Take care of garden chores early in the morning, concentrating on watering. We’re still in survival mode until this heat wave breaks.

* Keep your vegetable garden watered, mulched and weeded. Water before 8 a.m. to conserve moisture.

* Prevent sunburn; provide temporary shade for tomatoes, peppers, eggplant, melons, squash and other crops with “sensitive” skin.

* Hold off on feeding plants until temperatures cool back down to “normal” range. That means daytime highs in the low to mid 90s.

* Don’t let tomatoes wilt or dry out completely. Give tomatoes a deep watering two to three times a week.
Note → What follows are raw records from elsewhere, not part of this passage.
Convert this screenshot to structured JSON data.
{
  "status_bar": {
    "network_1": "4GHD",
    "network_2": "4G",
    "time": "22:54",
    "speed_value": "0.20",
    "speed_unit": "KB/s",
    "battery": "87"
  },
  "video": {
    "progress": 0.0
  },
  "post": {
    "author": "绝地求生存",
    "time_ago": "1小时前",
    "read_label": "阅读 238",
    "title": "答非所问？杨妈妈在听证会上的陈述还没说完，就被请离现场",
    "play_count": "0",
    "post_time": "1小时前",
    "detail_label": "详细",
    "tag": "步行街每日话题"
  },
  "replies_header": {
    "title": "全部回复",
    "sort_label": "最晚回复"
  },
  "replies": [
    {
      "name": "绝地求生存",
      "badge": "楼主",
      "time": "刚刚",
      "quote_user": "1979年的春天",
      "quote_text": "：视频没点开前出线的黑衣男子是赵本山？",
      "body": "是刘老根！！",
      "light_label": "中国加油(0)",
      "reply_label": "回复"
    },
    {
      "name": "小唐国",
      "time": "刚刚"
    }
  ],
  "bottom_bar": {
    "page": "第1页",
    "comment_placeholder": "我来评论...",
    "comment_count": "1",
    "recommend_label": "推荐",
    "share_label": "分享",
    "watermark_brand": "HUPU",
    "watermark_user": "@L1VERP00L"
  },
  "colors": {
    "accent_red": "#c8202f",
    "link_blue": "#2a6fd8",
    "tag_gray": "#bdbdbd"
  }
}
Harvest vegetables promptly to encourage plants to produce more.

* Squash especially tends to grow rapidly in hot weather. Keep an eye on zucchini.
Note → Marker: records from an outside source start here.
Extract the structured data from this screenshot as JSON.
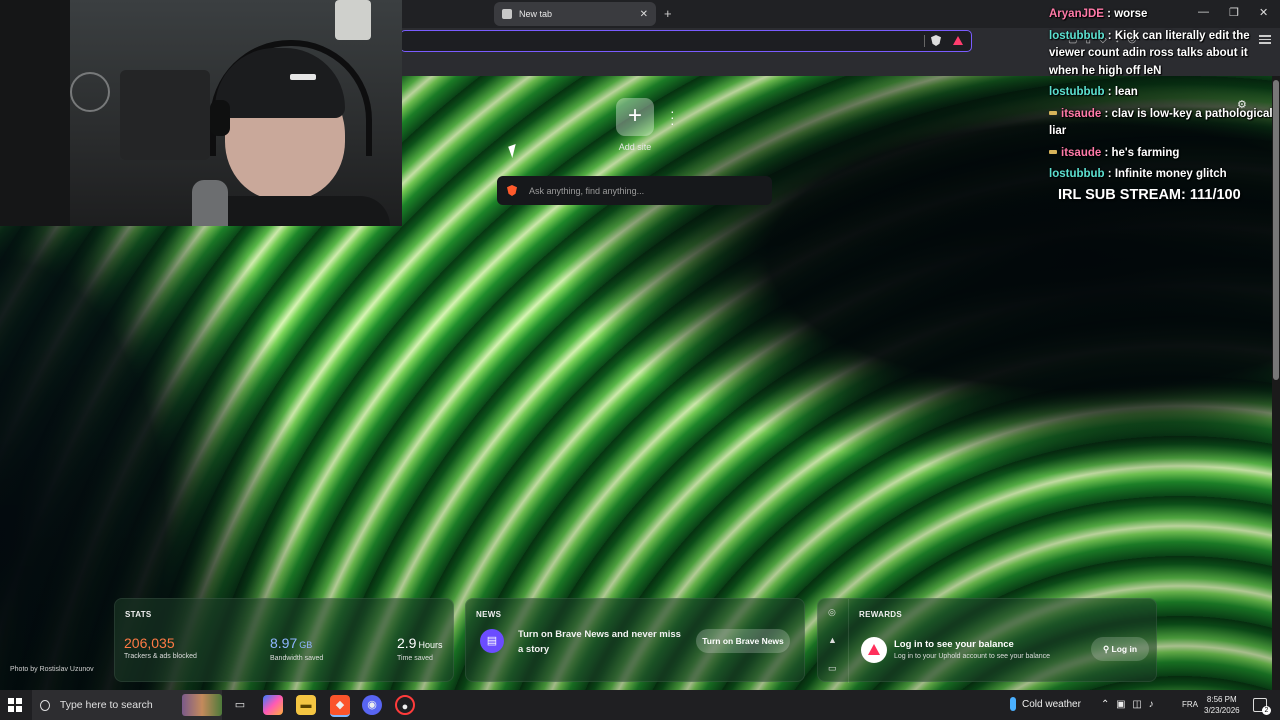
{
  "browser": {
    "tab_title": "New tab",
    "tab_close": "✕",
    "new_tab": "+",
    "controls": {
      "minimize": "—",
      "restore": "❐",
      "close": "✕"
    }
  },
  "ntp": {
    "add_site_icon": "+",
    "add_site_label": "Add site",
    "search_placeholder": "Ask anything, find anything...",
    "photo_credit": "Photo by Rostislav Uzunov",
    "settings_icon": "⚙",
    "stats": {
      "title": "STATS",
      "trackers_value": "206,035",
      "trackers_label": "Trackers & ads blocked",
      "bandwidth_value": "8.97",
      "bandwidth_unit": "GB",
      "bandwidth_label": "Bandwidth saved",
      "time_value": "2.9",
      "time_unit": "Hours",
      "time_label": "Time saved",
      "colors": {
        "trackers": "#ff7a45",
        "bandwidth": "#8fb5ff",
        "time": "#ffffff"
      }
    },
    "news": {
      "title": "NEWS",
      "icon": "▤",
      "text": "Turn on Brave News and never miss a story",
      "button": "Turn on Brave News"
    },
    "rewards": {
      "title": "REWARDS",
      "heading": "Log in to see your balance",
      "subtext": "Log in to your Uphold account to see your balance",
      "button": "⚲ Log in",
      "side_icons": [
        "◎",
        "▲",
        "▭"
      ]
    }
  },
  "chat": {
    "messages": [
      {
        "user": "AryanJDE",
        "sep": " : ",
        "text": "worse",
        "color": "pink"
      },
      {
        "user": "lostubbub",
        "sep": " : ",
        "text": "Kick can literally edit the viewer count adin ross talks about it when he high off leN",
        "color": "teal"
      },
      {
        "user": "lostubbub",
        "sep": " : ",
        "text": "lean",
        "color": "teal"
      },
      {
        "user": "itsaude",
        "sep": " : ",
        "text": "clav is low-key a pathological liar",
        "color": "pink"
      },
      {
        "user": "itsaude",
        "sep": " : ",
        "text": "he's farming",
        "color": "pink"
      },
      {
        "user": "lostubbub",
        "sep": " : ",
        "text": "Infinite money glitch",
        "color": "teal"
      }
    ],
    "sub_goal": "IRL SUB STREAM: 111/100"
  },
  "taskbar": {
    "search_placeholder": "Type here to search",
    "weather": "Cold weather",
    "language": "FRA",
    "time": "8:56 PM",
    "date": "3/23/2026",
    "notifications": "2",
    "tray_icons": "⌃  ▣  ◫  ♪"
  }
}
* Some weeds thrive in hot weather. Whack them before they go to seed.

* Pinch back chrysanthemums for bushy plants and more flowers in September.

* Harvest tomatoes, squash, peppers and eggplant. Prompt picking will help keep plants producing.
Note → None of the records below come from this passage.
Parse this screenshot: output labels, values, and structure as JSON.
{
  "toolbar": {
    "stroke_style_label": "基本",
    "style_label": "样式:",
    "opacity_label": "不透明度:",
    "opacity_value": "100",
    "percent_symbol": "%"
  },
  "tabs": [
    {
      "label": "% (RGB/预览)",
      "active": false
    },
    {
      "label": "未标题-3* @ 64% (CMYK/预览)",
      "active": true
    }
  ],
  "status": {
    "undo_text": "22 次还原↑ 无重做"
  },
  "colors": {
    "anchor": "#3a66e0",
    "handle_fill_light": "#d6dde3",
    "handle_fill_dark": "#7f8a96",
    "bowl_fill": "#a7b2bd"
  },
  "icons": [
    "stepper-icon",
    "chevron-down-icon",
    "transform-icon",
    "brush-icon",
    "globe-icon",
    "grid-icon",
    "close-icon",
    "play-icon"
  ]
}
* Remove spent flowers from roses, daylilies and other bloomers as they finish flowering.

* Pinch off blooms from basil so the plant will grow more leaves.

* Cut back lavender after flowering to promote a second bloom.

* One good thing about hot days: Most lawns stop growing when temperatures top 95 degrees. Keep mower blades set on high.

* Once the weather cools down a little, it’s not too late to add a splash of color. Plant petunias, snapdragons, zinnias and marigolds.

* After the heat wave, plant corn, pumpkins, radishes, winter squash and sunflowers. Make sure the seeds stay hydrated.